Renault-Trennung verleiht Flügel

Fest steht: Selbst Red Bull machte einen besseren Job. Gehässig könnte man sagen, die bevorstehende Trennung von Renault verleiht Daniel Ricciardo Flügel.

Der Australier wusste genau, dass Vettel auf der Strecke sämtliche Angriffe abwehren würde. Also sollte ein Überholmanöver in der Box stattfinden. "Die Safety-Cars haben Ferrari Luft zum Atmen gegeben. Wir konnten sie nicht mit einem frühen Stopp unter Druck setzen", sagte Teamchef Christian Horner.
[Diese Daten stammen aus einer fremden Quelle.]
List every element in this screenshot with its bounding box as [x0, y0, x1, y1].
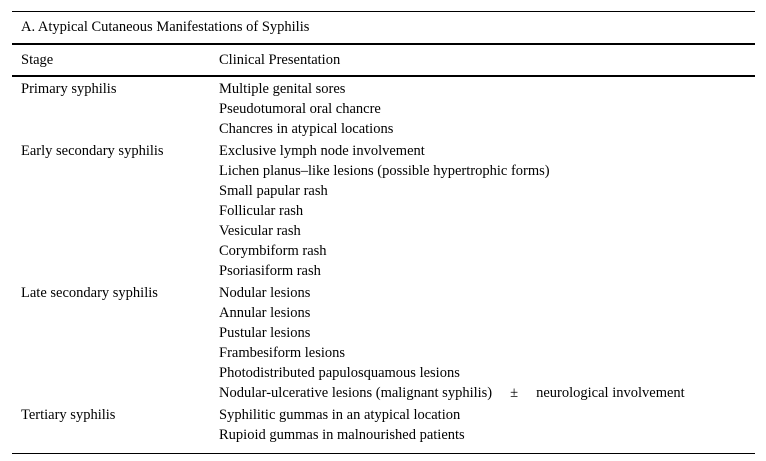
table-body — [12, 77, 755, 453]
list-item: Multiple genital sores — [219, 81, 346, 97]
list-item: Exclusive lymph node involvement — [219, 143, 425, 159]
list-item: Corymbiform rash — [219, 243, 327, 259]
table-row — [12, 141, 755, 281]
presentation-list — [219, 79, 755, 139]
presentation-list — [219, 283, 755, 403]
list-item: Annular lesions — [219, 305, 311, 321]
list-item: Pustular lesions — [219, 325, 311, 341]
manifestations-table — [12, 11, 755, 454]
list-item: Psoriasiform rash — [219, 263, 321, 279]
list-item-malignant-syphilis — [219, 383, 755, 403]
list-item: Follicular rash — [219, 203, 304, 219]
list-item: Vesicular rash — [219, 223, 301, 239]
table-row — [12, 79, 755, 139]
list-item: Photodistributed papulosquamous lesions — [219, 365, 460, 381]
list-item: Pseudotumoral oral chancre — [219, 101, 381, 117]
header-clinical-presentation: Clinical Presentation — [219, 52, 341, 68]
plus-minus-symbol: ± — [510, 385, 519, 401]
list-item: Chancres in atypical locations — [219, 121, 394, 137]
item-text: Nodular-ulcerative lesions (malignant syphilis) — [219, 385, 493, 401]
table-title: A. Atypical Cutaneous Manifestations of Syphilis — [21, 19, 310, 35]
list-item: Lichen planus–like lesions (possible hypertrophic forms) — [219, 163, 550, 179]
table-bottom-rule — [12, 453, 755, 454]
presentation-list — [219, 405, 755, 445]
list-item: Small papular rash — [219, 183, 328, 199]
stage-label: Early secondary syphilis — [21, 143, 164, 159]
table-row — [12, 405, 755, 445]
list-item: Nodular lesions — [219, 285, 311, 301]
stage-label: Late secondary syphilis — [21, 285, 158, 301]
list-item: Syphilitic gummas in an atypical location — [219, 407, 461, 423]
table-row — [12, 283, 755, 403]
item-text: neurological involvement — [536, 385, 685, 401]
header-stage: Stage — [21, 52, 54, 68]
list-item: Rupioid gummas in malnourished patients — [219, 427, 465, 443]
stage-label: Primary syphilis — [21, 81, 117, 97]
list-item: Frambesiform lesions — [219, 345, 346, 361]
table-header-row — [12, 45, 755, 75]
stage-label: Tertiary syphilis — [21, 407, 116, 423]
presentation-list — [219, 141, 755, 281]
Ricciardo frustriert über Betrunkenen

Ricciardo brachte besonders der betrunkene Engländer zur Weißglut, der den zweiten Einsatz von Bernd Mayländer auslöste. "Ich hätte den Typen am liebsten umgefahren. Beim letzten Stint auf den härteren Reifen war dann nichts mehr zu machen", schickte er eine Botschaft an den 27-Jährigen, dessen Festnahme die Polizei zuvor bestätigt hatte.

Der laut eigener Aussage angeschwippste Vettel hatte damit weniger Probleme. "Ich habe meinen Augen zuerst nicht getraut. Da kam mir einer zu Fuß auf der Strecke entgegen. Ich bin mit 280 Sachen angeflogen. Ich hätte mich nicht getraut, die Strecke zu überqueren", sagte er und machte dann Witze: "Ich glaube, er hat ein Foto gemacht. Hoffentlich ist es wenigstens ein gutes geworden." Zur Einordnung: Vettel stellte deutlich heraus, dass man im nächsten Jahr die Tribünen besser sichern müsse.

Singapur-GP als Erlösung

Doch was am Ende vom Singapur-GP bleibt, ist eine erfreuliche Feststellung. Jenson Button hatte Recht, als er am Samstag nach der Mercedes-Niederlage im Qualifying sagte, das sei das Beste, was dem Sport passieren könne.

Die Formel 1 ist an einem erlösenden Punkt angekommen. Die brennende Frage ist, welches Auto warum am besten zu welcher Strecke passt - selbst wenn die gewohnte Hackordnung durch Mercedes beim Japan-GP aufgrund der Vielzahl schneller Kurven wieder hergestellt wird.

Sicher, dass es so kommen wird, ist sich das Fahrerlager nicht. "Die Schwäche von Mercedes ist schwer zu verstehen", sagt Horner. "Wenn das im nächsten Rennen noch so bleibt, hat Ferrari eine Chance in der WM. Wenn wir wieder den Normalzustand haben, dann gibt es höchstens Außenseiterchancen."

Die Zielvorgabe von Teamchef Maurizio Arrivabene hat Vettel immerhin schon erreicht: Drei Siege in der Debütsaison wie Michael Schumacher 1996. "Ich habe auf fünf Siege erhöht", sagte der charismatische Italiener nun am Sonntag. Warum? Arrivabene hatte versprochen, dass er bei vier gewonnenen Grands Prix die Berge um Maranello barfuß erklimmt. Ausschließen kann das niemand mehr.